Alcarràs y la realidad
Hay una escena en la película Alcarràs, que primero conquistó Berlín y ahora lo hará seguro a todo aquel que la vea, maravillosa. En realidad, hay muchas escenas maravillosas. Todas, de hecho, lo son. Cuesta escoger una al salir del cine, o los días posteriores, cuando se recuerda, porque la película de Carla Simón es de las que se quedan bajo la piel y no se desprenden con la caña de después. En ésta, y no desvelo nada, está Quimet (Jordi Pujol Doncel) terminando su última cosecha del melocotón, desesperado por un final del verano con el que no sólo termina una estación sino una vida, y a su alrededor pulula su hija Iris (Ainet Jounou) dando pitidos con la flauta de plástico que le ha traído el ratoncito Pérez. Es esa misma flauta de plástico que ha martirizado, y sigue haciéndolo, a varias generaciones de padres y que sobrevive en las reformas educativas que cada gobierno hace. Los políticos tienen la sangre muy fría para la venganza contra los ciudadanos o no tienen hijos ya en edad escolar. Probablemente, ambas opciones.
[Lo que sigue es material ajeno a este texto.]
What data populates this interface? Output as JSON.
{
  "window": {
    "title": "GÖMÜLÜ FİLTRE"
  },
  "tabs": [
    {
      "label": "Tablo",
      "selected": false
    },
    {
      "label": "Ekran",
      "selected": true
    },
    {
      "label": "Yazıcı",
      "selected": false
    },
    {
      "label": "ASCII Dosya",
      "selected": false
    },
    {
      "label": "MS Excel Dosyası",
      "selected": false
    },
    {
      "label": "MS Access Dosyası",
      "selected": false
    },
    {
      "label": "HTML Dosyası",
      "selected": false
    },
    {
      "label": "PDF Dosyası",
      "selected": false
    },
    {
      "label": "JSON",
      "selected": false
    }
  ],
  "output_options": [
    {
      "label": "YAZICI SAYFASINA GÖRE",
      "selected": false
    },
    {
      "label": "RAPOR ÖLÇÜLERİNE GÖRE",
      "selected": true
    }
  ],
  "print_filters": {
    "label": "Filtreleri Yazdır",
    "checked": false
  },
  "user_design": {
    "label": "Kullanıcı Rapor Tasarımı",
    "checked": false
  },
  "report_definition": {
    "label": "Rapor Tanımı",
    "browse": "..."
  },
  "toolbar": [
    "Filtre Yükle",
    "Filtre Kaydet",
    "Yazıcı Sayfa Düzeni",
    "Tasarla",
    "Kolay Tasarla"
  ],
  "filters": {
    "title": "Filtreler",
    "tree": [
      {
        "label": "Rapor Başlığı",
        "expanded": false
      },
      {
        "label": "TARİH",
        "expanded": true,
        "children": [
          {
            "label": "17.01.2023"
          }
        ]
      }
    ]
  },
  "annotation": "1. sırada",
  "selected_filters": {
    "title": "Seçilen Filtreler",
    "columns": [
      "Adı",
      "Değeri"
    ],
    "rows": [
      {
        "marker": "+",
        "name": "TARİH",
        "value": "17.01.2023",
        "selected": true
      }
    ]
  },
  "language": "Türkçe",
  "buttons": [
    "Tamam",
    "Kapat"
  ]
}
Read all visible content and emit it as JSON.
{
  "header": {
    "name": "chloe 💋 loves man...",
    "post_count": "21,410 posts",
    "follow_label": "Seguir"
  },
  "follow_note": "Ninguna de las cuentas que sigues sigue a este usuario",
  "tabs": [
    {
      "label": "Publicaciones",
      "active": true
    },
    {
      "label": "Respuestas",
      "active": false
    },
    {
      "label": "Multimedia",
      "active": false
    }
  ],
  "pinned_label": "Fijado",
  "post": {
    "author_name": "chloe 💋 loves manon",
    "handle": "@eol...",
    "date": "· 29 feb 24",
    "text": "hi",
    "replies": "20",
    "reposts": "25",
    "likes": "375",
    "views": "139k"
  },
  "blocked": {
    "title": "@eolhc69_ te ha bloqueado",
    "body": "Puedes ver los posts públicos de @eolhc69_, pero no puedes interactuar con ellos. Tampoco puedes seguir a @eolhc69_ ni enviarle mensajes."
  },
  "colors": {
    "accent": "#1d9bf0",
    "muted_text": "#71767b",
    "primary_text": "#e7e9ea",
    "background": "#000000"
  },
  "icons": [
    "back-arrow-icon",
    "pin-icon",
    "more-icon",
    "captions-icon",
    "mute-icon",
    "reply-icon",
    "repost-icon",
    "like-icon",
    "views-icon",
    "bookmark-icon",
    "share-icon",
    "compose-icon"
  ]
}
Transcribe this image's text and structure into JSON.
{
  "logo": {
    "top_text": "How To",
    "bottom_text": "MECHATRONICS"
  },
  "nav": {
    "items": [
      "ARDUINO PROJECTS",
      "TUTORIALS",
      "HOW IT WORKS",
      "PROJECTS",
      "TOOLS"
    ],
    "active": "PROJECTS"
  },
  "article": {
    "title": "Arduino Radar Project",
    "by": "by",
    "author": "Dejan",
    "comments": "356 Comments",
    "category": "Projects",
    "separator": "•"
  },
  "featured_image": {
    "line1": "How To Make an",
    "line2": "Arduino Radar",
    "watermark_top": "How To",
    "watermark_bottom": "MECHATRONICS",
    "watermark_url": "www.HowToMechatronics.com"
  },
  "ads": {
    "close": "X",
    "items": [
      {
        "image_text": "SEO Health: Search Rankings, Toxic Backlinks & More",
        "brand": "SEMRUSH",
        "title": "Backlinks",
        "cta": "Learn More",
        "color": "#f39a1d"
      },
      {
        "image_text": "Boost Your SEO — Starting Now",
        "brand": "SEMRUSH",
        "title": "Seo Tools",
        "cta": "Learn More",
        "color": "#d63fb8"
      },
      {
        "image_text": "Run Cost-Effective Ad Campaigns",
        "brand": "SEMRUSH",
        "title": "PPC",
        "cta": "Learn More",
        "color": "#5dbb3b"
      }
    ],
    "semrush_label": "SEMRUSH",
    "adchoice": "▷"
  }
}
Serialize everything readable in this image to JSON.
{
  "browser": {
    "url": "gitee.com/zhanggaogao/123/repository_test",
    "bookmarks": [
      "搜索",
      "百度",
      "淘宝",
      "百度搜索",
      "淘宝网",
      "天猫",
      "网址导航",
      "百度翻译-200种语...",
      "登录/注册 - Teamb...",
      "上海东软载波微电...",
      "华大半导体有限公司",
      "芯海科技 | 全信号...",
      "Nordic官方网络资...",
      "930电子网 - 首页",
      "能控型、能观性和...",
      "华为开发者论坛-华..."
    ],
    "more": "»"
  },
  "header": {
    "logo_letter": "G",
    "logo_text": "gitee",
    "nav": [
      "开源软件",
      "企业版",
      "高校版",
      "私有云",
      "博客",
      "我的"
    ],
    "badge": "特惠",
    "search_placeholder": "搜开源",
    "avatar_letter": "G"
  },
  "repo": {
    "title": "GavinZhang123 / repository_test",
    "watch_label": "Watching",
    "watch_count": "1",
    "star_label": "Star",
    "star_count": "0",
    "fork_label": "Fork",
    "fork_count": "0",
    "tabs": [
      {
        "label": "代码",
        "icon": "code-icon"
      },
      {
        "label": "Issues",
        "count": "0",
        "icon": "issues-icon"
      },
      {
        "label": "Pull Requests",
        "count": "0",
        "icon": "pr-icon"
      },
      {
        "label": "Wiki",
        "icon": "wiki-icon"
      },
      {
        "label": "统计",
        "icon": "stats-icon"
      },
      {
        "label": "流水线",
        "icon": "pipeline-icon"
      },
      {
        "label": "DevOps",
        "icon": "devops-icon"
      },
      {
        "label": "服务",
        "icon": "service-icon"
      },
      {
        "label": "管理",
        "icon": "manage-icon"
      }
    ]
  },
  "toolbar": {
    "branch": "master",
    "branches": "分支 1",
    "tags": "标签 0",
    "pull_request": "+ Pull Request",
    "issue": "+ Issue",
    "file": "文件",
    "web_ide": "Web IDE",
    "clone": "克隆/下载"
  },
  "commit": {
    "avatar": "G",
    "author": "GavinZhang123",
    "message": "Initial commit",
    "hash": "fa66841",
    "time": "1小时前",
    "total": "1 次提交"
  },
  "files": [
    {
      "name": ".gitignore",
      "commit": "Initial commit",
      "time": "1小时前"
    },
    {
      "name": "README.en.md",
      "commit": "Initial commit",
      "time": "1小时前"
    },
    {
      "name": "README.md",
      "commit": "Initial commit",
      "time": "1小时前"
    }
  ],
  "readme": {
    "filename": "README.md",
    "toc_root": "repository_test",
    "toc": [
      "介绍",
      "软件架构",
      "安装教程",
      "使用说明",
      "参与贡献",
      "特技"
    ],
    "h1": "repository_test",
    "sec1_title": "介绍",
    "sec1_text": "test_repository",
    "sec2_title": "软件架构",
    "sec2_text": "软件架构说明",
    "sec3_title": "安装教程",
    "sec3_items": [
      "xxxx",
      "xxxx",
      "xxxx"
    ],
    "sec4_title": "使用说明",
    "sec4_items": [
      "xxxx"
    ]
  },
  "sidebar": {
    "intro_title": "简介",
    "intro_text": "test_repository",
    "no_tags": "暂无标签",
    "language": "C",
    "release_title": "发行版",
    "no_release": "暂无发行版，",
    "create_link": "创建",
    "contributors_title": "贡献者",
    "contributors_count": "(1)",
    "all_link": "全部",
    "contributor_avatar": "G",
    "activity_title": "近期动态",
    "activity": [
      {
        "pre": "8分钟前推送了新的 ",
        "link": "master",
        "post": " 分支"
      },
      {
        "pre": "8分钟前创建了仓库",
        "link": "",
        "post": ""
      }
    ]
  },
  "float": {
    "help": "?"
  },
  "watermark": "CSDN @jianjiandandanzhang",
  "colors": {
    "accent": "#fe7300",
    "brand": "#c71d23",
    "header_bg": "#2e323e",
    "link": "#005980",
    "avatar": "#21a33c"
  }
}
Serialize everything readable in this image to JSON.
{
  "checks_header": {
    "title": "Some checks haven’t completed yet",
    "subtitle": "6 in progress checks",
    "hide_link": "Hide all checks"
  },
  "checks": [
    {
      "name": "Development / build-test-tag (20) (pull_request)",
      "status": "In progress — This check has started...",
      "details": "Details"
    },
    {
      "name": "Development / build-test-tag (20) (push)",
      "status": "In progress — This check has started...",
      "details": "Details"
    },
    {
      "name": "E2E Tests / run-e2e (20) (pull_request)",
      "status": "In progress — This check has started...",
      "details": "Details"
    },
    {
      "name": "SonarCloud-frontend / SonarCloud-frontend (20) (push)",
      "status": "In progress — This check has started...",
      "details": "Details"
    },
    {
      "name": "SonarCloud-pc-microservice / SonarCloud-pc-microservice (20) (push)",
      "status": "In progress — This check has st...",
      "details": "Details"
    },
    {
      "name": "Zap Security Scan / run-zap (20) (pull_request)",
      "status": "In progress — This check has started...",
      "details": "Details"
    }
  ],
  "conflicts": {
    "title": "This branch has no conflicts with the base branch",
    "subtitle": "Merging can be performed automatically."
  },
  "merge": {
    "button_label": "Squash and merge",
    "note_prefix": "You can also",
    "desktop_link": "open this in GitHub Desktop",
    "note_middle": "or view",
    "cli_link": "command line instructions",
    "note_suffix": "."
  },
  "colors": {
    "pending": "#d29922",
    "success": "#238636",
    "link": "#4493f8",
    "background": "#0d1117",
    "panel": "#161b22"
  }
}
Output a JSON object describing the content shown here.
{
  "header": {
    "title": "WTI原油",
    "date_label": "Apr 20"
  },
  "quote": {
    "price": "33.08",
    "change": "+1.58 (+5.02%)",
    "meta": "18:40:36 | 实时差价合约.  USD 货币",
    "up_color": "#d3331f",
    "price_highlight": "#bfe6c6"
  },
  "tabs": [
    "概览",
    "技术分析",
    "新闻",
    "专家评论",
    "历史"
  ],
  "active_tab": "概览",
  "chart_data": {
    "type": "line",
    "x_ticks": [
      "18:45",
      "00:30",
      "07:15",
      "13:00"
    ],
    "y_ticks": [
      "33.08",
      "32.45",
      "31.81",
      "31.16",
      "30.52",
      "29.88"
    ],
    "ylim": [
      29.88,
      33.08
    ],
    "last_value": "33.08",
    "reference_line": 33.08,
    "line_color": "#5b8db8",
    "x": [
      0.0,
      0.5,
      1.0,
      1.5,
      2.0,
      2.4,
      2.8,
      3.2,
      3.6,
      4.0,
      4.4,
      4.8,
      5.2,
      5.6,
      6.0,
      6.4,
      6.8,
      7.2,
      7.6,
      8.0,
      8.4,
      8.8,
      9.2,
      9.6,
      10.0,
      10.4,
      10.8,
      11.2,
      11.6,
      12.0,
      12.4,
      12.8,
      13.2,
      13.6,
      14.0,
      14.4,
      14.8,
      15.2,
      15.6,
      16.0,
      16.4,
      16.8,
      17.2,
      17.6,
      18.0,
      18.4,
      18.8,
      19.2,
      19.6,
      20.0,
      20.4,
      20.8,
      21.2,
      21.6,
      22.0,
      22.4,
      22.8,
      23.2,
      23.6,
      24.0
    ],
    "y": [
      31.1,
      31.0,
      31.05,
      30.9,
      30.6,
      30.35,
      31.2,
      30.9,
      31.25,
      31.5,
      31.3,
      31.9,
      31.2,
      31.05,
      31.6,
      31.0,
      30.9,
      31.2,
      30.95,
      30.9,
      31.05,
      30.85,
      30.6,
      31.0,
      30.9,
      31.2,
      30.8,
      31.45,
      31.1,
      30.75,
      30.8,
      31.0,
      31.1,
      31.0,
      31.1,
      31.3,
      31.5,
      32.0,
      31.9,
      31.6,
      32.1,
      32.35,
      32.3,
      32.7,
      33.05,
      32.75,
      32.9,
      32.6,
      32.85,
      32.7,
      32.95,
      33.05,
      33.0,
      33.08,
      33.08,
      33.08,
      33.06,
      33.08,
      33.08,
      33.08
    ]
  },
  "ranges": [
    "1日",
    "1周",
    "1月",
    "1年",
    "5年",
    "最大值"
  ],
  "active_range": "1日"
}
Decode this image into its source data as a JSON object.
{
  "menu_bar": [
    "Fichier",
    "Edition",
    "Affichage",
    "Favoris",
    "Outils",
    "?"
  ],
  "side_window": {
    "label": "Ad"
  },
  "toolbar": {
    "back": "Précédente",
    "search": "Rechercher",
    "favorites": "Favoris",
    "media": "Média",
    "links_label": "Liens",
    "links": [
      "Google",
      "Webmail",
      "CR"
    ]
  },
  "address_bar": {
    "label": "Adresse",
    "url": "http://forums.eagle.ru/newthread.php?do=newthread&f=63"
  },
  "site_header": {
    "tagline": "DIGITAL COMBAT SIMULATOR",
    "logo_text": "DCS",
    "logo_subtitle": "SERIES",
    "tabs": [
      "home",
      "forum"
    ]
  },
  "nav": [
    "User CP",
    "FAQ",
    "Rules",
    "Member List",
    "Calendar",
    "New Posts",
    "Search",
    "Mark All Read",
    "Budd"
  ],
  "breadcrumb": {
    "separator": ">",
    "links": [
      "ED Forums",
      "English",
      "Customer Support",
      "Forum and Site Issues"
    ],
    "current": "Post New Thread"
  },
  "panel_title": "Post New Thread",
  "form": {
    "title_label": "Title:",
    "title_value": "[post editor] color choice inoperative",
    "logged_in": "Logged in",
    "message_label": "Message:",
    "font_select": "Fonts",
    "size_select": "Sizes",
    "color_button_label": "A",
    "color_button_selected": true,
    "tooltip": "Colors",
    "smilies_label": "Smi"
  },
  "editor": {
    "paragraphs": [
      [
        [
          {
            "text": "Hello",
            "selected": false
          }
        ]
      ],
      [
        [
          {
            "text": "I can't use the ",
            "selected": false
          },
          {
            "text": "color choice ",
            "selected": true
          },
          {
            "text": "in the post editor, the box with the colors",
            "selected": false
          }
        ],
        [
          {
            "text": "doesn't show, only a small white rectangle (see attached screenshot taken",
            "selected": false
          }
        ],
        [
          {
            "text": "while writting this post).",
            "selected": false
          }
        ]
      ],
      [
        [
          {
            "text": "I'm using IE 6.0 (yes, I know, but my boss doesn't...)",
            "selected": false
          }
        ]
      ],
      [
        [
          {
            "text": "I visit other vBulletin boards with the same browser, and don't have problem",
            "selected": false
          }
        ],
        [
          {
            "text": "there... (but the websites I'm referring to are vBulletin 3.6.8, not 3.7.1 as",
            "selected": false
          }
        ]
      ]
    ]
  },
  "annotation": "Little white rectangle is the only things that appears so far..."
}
En la escena, a Quimet los pitidos se le clavan en la cabeza mientras todo se desmorona y parece que está a punto de pegar el gran grito a su hija y de arrancarle la flauta como si fuera un cartucho de dinamita para arrojarla hacia el horizonte de melocotoneros. Contemplas la escena y te adelantas y sabes que sucederá exactamente eso porque lo has vivido o porque sientes que eso es lo que haría cualquiera en ese momento y que la niña se asustará y se echará a llorar después pero la tortura cesará. Y entonces Quimet, que por supuesto le ha suplicado ya a Iris que deje la flauta e Iris, por supuesto, no le ha hecho caso, lo que hace es, sencillamente, nada. Bueno, sí, suspirar, mirarla y dejarla que siga con lo que está haciendo. Para eso es una niña. Para eso es verano. Para eso todo se termina menos esa familia a la que Carla Simón retrata con los ojos y el alma de todos sus miembros. Quimet se traga en un segundo los demonios que se lo están llevando. La flauta sólo es la puntilla estridente de un instante. Se contiene y la vida sigue. Para Iris, feliz.
Ha pasado ya una semana desde que vi la película y aún me pregunto cómo lo han hecho. Primero, Quimet, el padre de familia, en su desesperación y frustración, en su lucha perdida de antemano para salvar un mundo, el suyo, que desaparece, para contenerse. Más que una escena es una lección de vida. Segundo, la directora. Cómo lo ha hecho para lograr una película así, con actores que no lo son, con niños, adolescentes, con mayores… Con tantos personajes, con tantos mundos tan dispares y tan unidos y que se revelan todos naturales, brillantes, verdaderos. Resulta tan real que sorprende. Después sorprende que lo que sorprenda sea la realidad. Encerrados en burbujas cada más pequeñas e impermeables y rodeados por cámaras de eco, olvidamos que el mundo sigue girando ahí fuera, con nosotros dentro, y no alrededor de nosotros orbitando nuestra burbuja. La realidad y la verdad, pese a los filtros, el individualismo, las noticias que no lo son y las verdades que tampoco, siguen ahí, nadie las ha tocado, no se puede acabar con ellas. Sólo hay que saber dónde mirar. O cómo. Así ha hecho Carla Simón. Y no es la única.
Hay una nueva generación de directores tan maravillosos como esta Alcarràs recién estrenada que saben cómo mirar. Por eso la semana pasada Le Monde sacaba en su portada -sí, sí, en su portada; sí, sí, en Francia; sí, sí, a un español- a Jonás Trueba, que estrenaba en París Quién lo impide, el documental con el que lleva, como decía el periódico, “a los jóvenes de Madrid al poder”. El valioso y largo trabajo, de años y metraje, con el que retrata a la juventud dejando que sea ella la que lo haga. Mientras haya quién sepa mirar, habrá realidad. La segunda parte depende del resto, de todos: saber dónde mirar. O no olvidarlo. O, quizá, volver a aprender a hacerlo. Como Quimet en Alcarrás, que no ve la flauta, sino a su hija, una niña viviendo feliz bajo la tormenta.